Há ainda um componente social relevante. Quando um consumidor vê outras pessoas estocando produtos ou discutindo sobre um aumento iminente, essa observação serve como um gatilho comportamental. Michelle Baddeley reuniu evidências interdisciplinares sobre o papel do comportamento de manada em contextos de escassez percebida. A decisão de consumo passa a ser guiada por uma lógica coletiva, e não apenas individual. Essa cascata informacional é alimentada por rumores, imagens de prateleiras vazias e interações sociais. Diferente da escassez real, a escassez percebida é volátil —mas altamente eficaz em moldar comportamentos.

Já Bachmann, Berg e Sims investigaram a heterogeneidade na resposta dos consumidores às expectativas inflacionárias. Em muitos casos, essa expectativa não leva a mais consumo, mas à retração. Isso é particularmente relevante para bens duráveis, onde o valor elevado e a baixa urgência geram prudência.

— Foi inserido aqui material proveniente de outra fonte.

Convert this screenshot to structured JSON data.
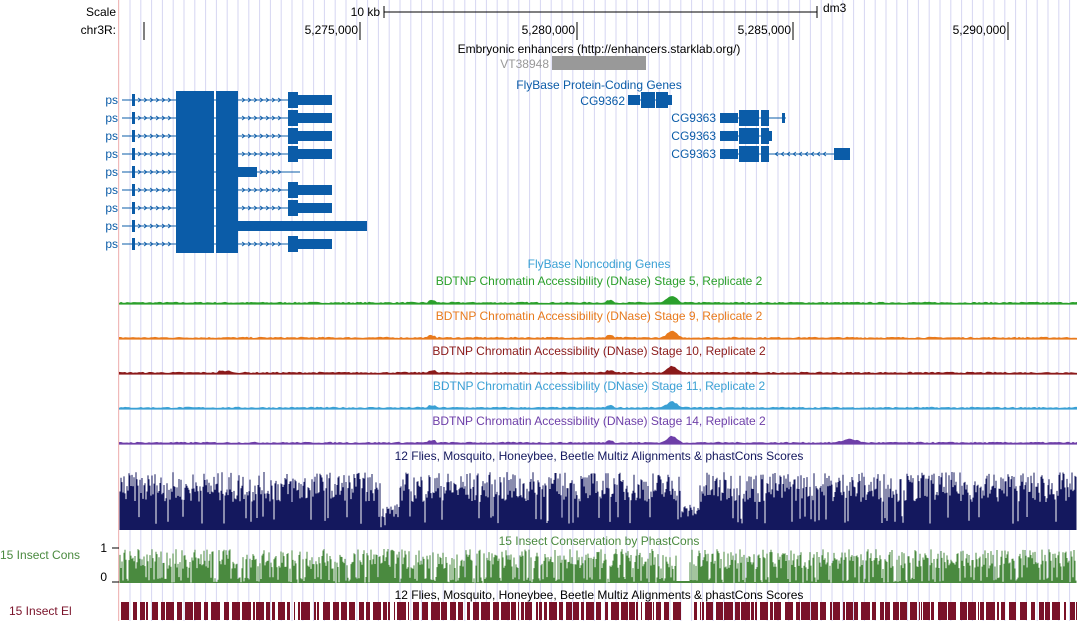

O episódio americano revela um padrão mais amplo: decisões de consumo seguem lógicas mais complexas do que a teoria econômica tradicional costuma prever. O preço importa, mas não age sozinho. Emoções como ansiedade, fatores sociais como o comportamento de manada, e a incerteza estrutural moldam o quê, quando e por que se compra. Afinal, a ansiedade também move a demanda —e pode ser tão poderosa quanto o preço na gôndola.